A second group of people who may mistakenly think they have LTC coverage comprises those individuals who have disability coverage either through work or individually. Disability coverage is crucial, but it is geared towards replacing income, not paying for care. And it typically ends at age 65.
Finally, people with life insurance may have a living benefit rider that can pay for long-term care. Many of these riders are underwritten LTC riders that require additional premium and can be part or all of the LTC plan. However, many could be “no-cost” chronic-care riders, under which benefits won’t be determined until claim time. These benefits could be substantial or very little, depending on the riders and when they are triggered.
“There is only one way to cut through this confusion,” Riekse said. “Have a financial security professional analysis of the current client situation to determine his or her LTC coverage.”
According to Riekse, some of the things that need to be looked at are:
Amount of current LTC benefits available from insurance if someone were to need care tomorrow, and what those LTC benefits would be when claims are typically paid, such as at age 85.

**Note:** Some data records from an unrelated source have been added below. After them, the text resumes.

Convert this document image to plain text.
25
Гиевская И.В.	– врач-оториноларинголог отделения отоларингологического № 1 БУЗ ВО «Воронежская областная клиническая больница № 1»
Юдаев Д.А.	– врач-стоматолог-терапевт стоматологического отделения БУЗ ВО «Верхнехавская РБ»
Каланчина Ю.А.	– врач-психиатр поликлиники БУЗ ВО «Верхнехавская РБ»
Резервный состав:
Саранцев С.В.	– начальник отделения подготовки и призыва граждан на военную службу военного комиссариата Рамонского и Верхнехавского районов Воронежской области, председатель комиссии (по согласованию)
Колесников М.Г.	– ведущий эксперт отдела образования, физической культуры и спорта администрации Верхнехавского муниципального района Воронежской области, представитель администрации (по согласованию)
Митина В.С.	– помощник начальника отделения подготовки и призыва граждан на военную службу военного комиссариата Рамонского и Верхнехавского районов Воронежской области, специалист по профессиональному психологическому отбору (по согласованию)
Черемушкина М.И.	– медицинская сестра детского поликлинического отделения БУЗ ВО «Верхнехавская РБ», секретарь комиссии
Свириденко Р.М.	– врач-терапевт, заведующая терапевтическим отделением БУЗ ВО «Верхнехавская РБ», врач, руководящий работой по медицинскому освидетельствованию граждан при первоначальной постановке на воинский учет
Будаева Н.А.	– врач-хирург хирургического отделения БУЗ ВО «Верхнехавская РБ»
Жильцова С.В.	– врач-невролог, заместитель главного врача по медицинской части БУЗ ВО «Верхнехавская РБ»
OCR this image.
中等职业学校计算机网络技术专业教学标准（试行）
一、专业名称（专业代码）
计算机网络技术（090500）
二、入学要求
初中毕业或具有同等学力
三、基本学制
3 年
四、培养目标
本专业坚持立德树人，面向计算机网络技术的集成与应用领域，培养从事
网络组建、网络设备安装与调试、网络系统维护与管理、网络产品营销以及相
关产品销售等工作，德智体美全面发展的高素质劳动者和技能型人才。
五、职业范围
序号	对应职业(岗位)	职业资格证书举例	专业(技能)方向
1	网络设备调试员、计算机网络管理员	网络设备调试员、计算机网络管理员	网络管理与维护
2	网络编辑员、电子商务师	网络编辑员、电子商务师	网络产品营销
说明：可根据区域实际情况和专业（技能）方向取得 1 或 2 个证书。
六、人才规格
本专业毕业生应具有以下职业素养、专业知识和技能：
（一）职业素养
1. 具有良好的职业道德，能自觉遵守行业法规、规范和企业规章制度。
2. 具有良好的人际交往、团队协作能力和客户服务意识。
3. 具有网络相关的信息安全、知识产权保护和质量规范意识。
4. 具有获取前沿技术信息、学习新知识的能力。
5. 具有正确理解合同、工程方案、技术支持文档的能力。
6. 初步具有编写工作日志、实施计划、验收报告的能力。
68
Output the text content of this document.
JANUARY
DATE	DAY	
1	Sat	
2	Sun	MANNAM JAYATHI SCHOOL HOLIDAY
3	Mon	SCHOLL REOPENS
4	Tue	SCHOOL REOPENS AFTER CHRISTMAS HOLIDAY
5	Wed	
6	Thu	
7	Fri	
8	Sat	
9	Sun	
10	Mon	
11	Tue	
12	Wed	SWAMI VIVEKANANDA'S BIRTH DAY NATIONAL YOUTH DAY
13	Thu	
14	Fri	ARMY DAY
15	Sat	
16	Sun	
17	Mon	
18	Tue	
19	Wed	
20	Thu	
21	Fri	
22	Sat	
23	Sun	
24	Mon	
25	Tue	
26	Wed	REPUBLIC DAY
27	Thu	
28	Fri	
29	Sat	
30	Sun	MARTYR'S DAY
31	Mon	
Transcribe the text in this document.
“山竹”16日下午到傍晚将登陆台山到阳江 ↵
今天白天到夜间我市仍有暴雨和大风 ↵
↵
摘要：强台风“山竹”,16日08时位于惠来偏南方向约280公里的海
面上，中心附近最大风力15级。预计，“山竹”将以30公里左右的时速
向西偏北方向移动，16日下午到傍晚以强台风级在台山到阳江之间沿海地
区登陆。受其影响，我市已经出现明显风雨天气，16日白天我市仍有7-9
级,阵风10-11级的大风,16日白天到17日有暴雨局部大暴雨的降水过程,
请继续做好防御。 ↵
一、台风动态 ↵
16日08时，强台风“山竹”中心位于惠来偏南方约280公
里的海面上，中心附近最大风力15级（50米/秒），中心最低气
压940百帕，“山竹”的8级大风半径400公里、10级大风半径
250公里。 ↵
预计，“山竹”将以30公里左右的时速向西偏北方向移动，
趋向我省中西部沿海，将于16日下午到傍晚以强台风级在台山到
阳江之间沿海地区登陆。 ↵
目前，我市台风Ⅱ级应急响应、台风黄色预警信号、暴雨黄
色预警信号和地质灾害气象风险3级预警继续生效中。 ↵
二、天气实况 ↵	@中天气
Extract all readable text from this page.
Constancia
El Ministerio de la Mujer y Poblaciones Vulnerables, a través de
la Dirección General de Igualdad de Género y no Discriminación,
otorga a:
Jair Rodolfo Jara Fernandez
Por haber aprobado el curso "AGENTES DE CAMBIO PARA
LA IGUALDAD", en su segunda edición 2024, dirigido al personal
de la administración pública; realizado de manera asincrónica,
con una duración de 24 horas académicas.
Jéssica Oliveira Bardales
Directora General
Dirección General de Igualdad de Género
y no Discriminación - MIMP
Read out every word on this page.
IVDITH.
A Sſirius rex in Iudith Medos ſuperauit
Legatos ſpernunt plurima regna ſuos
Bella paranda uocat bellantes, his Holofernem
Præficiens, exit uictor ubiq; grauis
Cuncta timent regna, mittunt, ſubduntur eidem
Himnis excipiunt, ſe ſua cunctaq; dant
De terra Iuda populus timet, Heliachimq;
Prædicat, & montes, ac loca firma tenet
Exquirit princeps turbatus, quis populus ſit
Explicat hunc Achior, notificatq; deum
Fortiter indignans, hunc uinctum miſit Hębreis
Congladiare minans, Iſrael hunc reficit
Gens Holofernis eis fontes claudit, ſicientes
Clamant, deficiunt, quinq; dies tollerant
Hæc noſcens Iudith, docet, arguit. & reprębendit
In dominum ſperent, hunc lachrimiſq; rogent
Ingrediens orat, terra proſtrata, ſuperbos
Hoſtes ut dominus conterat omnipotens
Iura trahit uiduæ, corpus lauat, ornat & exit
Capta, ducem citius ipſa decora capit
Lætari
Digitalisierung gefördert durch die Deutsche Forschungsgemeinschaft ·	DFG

A look at where LTC benefits are paid (home, assisted living, nursing home) and whether the plan will cover unlicensed informal caregivers, such as family members.
At the same time, a calculation of the current long-term-care costs--both now and in the future.
The difference between the expected cost of care and the insurance coverage is the coverage gap, which can be addressed.
Choosing the right approach
The advice from Bill Comfort, an independent LTC specialist agent with Comfort Long Term Care, is for agents to stop looking at the decision to buy LTCI as a “product decision.” Instead, he advises, they should start the conversation with their clients as a “planning conversation.” “We don’t have a product problem,” he said. “We have great products that have worked well.”
As agents talk with their prospects and clients, they should not be focused on the risk of needing care but on the consequences of needing care. It is a consequent engagement. “You should approach your clients by asking them this question, Comfort said: “If you were to need care, what would happen personally and financially to those you love--your spouse, your partner, or your children, those you love?” Once clients understand the severity of the consequences, then advisors can have a meaningful conversation with them.
The question then becomes: “How do you pay for professional care that relieves the burden on your loved ones?” After that, it comes down to designing the right product and the appropriate premium for that client.